The paper starts out by defining the feelings a customer can have about a bank, ranging from antagonist to advocate. It doesn’t explicitly mention Net Promoter Scores but the notion is lurking in the background. (I commented briefly on Net Promoter Scores here here, and they’ve also come up in Ron Shevlin’s Marketing ROI blog and Adelino de Almeida’s Profitable Marketing). The paper then argues that most effective way to create advocacy is through emotional attributes, and poses the challenge of building these into everyday bank experiences. (I’m stripping out the jargon. The actual quote is “How do banks formalize and operationalize the advocacy-building, higher-order emotive attributes, such as dignity or empathy, as promised by their brands?”)
From there, the paper goes on to discuss five “dimensions” of “customer experience expectations”, including industry baseline expectations, brand-specific expectations, importance to the customer, customer effort required, and emotional impact. All this leads to the proposition that the only really important interactions are those that “leave a lasting impact and change a particular customer’s attitude toward the company.” These are the “moments of truth” and should be the focus of a bank’s efforts.
The paper immediately pulls back from this position with a “note of caution”. “Even the most unimportant or emotionally irrelevant interaction can be soured into a disaster if there is unexpected rude treatment or a fundamental breakdown in delivery...basic delivery against brand-specific and baseline exceptions [sic; I think they meant expectations] is absolutely critical…many banks would be vastly improved by making progress on just baseline and brand-specific delivery.”
But its heart still belongs to those emotive moments of truth.

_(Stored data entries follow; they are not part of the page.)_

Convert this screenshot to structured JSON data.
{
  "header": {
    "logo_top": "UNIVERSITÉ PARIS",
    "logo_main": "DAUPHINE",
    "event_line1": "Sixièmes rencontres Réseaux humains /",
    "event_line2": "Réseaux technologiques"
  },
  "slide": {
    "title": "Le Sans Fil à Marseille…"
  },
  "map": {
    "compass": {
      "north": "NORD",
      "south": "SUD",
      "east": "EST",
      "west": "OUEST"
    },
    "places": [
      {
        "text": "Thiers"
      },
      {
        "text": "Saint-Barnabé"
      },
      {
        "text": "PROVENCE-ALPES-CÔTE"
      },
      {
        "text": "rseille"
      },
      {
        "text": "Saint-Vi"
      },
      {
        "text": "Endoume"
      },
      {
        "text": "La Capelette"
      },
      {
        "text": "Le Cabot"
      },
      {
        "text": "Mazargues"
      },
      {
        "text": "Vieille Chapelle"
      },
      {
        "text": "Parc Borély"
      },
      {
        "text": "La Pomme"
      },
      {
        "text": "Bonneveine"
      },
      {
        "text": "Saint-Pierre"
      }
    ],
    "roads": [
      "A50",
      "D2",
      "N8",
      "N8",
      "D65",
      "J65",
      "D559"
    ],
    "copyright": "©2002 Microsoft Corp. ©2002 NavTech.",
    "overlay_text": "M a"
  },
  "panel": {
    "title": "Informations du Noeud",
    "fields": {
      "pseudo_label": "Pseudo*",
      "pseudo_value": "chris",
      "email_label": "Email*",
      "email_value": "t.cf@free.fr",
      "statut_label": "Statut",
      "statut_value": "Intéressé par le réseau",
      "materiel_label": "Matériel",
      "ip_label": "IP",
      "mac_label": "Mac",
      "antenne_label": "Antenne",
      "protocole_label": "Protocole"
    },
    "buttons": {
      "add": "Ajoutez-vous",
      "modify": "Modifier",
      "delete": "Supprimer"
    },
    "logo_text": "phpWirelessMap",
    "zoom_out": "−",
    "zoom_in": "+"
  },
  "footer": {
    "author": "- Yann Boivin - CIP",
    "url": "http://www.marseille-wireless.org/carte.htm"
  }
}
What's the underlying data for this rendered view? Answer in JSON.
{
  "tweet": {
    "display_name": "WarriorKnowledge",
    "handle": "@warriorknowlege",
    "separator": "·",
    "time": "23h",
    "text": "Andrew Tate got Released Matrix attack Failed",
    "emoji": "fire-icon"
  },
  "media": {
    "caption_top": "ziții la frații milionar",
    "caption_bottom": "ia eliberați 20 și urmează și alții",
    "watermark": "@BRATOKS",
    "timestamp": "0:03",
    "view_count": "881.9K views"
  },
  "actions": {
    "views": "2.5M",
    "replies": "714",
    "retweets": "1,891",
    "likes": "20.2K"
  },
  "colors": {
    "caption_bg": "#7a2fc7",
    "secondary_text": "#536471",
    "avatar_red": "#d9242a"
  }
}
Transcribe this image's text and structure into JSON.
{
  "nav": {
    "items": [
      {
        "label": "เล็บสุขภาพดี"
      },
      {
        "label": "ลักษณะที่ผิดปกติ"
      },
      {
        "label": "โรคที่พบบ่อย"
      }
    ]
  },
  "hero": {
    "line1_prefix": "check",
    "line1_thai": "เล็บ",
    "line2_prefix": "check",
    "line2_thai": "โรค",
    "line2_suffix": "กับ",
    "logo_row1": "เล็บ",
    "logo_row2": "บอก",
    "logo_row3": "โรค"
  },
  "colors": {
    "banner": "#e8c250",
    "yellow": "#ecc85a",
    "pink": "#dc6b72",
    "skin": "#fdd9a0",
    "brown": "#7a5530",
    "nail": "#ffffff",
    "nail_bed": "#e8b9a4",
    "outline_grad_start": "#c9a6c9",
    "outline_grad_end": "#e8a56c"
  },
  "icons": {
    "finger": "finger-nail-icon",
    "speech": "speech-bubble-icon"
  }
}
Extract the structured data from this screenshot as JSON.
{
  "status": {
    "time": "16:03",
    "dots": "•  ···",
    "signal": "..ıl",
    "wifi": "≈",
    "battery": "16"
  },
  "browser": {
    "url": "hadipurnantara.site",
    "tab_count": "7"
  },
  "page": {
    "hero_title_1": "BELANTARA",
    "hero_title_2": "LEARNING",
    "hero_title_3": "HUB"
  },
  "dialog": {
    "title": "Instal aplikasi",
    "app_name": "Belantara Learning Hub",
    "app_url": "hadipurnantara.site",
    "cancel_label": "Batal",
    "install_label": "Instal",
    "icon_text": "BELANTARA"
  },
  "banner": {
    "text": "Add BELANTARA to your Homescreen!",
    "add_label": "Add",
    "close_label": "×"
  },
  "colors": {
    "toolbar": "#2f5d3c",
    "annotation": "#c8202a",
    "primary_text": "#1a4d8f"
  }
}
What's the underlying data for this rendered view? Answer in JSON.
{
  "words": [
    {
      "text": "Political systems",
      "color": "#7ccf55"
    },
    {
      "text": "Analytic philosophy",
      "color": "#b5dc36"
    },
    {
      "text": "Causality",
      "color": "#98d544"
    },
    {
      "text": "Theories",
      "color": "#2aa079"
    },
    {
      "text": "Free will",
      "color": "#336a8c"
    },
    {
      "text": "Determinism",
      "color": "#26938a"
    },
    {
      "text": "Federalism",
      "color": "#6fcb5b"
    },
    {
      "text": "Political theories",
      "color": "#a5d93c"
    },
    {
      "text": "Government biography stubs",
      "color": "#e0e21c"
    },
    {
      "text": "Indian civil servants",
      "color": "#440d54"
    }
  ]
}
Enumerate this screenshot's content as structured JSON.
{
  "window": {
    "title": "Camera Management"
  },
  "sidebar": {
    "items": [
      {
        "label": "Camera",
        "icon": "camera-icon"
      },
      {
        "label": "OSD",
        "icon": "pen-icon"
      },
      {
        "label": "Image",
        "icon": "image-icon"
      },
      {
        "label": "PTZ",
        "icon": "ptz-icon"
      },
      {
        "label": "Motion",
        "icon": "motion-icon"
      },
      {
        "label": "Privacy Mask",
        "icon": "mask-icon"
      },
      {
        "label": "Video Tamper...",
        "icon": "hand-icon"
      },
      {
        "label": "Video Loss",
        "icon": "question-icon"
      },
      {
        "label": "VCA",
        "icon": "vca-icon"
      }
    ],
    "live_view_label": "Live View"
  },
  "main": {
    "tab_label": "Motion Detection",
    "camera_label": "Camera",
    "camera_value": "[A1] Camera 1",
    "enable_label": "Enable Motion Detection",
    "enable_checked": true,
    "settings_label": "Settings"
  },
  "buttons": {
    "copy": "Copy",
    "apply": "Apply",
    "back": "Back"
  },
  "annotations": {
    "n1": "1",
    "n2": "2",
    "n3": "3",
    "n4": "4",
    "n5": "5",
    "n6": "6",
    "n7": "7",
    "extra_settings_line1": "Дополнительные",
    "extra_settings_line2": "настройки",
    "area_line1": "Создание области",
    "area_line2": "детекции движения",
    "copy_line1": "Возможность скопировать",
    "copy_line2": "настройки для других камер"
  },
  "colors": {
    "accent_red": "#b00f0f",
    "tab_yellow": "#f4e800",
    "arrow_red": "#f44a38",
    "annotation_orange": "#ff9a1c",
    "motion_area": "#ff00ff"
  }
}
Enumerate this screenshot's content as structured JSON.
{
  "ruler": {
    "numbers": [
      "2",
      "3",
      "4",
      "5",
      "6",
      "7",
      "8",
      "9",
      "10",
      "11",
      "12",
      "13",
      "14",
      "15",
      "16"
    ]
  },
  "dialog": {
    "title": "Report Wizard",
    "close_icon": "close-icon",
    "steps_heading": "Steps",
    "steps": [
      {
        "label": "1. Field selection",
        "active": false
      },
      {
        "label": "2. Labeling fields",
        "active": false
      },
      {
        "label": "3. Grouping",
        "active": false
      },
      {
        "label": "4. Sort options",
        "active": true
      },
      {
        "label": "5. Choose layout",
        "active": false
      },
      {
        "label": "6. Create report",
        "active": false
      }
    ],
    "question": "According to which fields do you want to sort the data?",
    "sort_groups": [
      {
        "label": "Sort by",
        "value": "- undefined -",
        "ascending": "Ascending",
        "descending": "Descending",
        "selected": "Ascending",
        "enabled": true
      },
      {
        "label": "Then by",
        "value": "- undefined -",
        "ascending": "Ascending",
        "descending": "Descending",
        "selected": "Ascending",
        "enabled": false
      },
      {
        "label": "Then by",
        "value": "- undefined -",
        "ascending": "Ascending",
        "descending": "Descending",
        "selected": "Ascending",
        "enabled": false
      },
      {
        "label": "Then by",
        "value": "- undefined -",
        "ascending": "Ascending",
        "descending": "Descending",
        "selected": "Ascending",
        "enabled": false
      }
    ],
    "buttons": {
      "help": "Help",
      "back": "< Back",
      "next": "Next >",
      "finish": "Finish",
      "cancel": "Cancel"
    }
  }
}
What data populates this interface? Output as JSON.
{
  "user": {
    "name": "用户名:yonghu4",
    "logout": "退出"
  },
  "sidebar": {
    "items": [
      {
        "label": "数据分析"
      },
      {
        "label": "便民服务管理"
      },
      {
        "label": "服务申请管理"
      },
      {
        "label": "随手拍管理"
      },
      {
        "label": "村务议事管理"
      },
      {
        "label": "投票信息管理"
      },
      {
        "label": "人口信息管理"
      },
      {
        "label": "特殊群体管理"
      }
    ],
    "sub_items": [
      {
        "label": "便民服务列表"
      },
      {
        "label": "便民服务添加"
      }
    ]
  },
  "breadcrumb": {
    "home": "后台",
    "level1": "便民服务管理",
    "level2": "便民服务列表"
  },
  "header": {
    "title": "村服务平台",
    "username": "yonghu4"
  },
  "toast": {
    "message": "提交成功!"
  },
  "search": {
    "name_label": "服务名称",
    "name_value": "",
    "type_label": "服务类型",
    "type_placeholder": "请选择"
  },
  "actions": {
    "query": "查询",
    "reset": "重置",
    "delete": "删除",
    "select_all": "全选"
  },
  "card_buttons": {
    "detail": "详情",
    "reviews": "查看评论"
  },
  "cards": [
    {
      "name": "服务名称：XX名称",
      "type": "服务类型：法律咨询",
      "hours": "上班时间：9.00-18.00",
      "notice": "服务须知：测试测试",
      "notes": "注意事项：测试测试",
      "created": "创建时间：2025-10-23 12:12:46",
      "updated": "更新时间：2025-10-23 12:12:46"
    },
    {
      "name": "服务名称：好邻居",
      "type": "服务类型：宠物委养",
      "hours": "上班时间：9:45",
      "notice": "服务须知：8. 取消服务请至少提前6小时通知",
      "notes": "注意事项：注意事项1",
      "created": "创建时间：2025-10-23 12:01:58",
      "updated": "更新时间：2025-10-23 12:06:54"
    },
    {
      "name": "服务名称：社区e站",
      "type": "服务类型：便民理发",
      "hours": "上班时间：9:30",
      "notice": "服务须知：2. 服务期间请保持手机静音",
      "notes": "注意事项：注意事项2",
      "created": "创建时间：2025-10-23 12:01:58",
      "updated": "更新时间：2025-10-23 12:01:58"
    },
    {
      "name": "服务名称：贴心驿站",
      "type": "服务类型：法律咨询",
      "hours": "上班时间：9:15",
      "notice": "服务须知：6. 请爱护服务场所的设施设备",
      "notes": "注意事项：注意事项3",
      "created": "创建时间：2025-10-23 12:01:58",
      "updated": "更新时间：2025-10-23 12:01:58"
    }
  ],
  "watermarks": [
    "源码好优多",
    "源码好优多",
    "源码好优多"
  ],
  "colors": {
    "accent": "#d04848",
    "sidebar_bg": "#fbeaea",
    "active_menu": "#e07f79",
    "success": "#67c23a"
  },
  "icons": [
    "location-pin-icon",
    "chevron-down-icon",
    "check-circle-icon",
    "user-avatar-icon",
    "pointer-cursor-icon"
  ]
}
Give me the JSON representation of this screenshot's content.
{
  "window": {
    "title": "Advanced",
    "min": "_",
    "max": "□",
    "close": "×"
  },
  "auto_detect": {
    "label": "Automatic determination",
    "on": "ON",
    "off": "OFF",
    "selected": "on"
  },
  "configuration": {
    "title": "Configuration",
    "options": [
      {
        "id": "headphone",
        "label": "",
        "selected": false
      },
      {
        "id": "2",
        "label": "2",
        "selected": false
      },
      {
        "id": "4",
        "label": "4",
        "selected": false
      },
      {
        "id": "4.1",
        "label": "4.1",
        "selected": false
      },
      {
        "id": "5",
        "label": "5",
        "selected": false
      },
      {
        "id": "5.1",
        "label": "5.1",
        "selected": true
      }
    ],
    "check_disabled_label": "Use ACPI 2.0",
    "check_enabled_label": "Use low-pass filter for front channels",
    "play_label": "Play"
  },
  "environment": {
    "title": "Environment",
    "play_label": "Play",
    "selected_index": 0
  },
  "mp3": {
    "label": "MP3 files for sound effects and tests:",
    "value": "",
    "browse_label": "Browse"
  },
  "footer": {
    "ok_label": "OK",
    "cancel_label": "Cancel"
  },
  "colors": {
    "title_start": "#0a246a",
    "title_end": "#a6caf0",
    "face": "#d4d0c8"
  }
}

It even defines “customer experience” as “the impact that certain interactions make that create a lasting feeling or attitude toward a bank.” (Italics in the original.) I’d venture that most customer experience management gurus would include all interactions in their definition. I know that I do.
The paper then works through the implications of its position. These are essentially that banks need to understand which experiences will have lasting impacts and should transform their operations to deliver them consistently. Readers get a handy framework with six dimensions (emotive attributes, rational attributes, customer segments, interactions, channels & touchpoints, products & services) and seven competencies (customer interaction design, integrated channels, event-driven communications, human performance, segment-influence operations, virtual interaction delivery, and innovation). If you’re not quite up to implementing this for yourself, IBM would be happy to help.
It’s hard to know what to make of this. Yes, emotion is an important element of the customer experience. But this isn’t news today and wasn’t news in 2005. Perhaps customer relationship management has largely focused on “rational” operational functions, but, as the paper itself concedes, you have to get those right before anything else matters, and plenty of organizations still don’t. That being the case, calling attention to emotion-intensive “moments of truth” is like a campaign to get drunk drivers to use their seatbelts: it might sometimes help but doesn’t address the main problem. It’s not so much wrong as it is distracting.